Vitamin E ointment suppresses contact dermatitis by stabilizing keratinocytes [28]. Studies suggest that topical and oral vitamin E has antitumorigenic, photoprotective, and skin barrier stabilizing properties [7, 8]. Evidences from basic science studies suggest that vitamin E may reduce immune allergic responses [6].

In past decades there was scant proof of vitamin E’s effectiveness in treating certain dermatologic conditions including AD [29]. Balabolkin et al. found slight efficacy of vitamin E detected in AD of children [30]. In our study, there was no statistical difference in response to therapy in both groups, but satisfaction was very higher in patients receiving vitamin E than patients treated by common modalities.

Frequent use of vitamin-E derivatives in skin care products deserves further investigation about tolerability and suitability of vitamin E in skin care preparations.
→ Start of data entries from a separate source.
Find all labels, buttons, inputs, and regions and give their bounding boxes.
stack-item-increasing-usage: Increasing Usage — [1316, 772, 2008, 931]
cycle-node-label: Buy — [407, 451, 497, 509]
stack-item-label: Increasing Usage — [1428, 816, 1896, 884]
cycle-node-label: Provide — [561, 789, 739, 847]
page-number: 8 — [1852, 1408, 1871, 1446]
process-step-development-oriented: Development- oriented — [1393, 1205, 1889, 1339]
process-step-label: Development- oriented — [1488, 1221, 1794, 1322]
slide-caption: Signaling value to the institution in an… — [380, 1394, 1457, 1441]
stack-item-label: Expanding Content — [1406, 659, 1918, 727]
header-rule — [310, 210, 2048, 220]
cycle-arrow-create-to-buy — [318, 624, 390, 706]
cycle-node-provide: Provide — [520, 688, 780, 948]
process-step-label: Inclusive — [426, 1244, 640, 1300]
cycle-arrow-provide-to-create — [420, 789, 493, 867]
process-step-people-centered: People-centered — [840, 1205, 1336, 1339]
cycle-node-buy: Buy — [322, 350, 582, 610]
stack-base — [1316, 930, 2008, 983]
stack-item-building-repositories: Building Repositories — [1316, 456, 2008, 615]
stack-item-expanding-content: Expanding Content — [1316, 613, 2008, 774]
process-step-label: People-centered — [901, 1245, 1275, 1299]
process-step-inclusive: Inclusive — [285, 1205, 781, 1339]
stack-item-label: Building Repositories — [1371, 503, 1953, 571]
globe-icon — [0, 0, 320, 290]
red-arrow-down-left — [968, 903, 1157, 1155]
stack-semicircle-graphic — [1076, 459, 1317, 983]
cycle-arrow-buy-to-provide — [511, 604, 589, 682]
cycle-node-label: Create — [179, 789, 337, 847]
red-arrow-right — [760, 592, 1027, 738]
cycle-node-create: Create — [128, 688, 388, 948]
Given its antioxidant and photoprotective properties, vitamin E should remain an ingredient in skin care products [31].

In conclusion, vitamin E may have the same effect as common treatment with topical corticosteroid and oral antihistamines in improving signs and symptoms of AD and quality of life. By considering the lack of side effects of therapeutic dose of vitamin E, it can be recommend a suitable therapy for AD.

Notes

Conflict of interests: The authors declare no conflict of interest.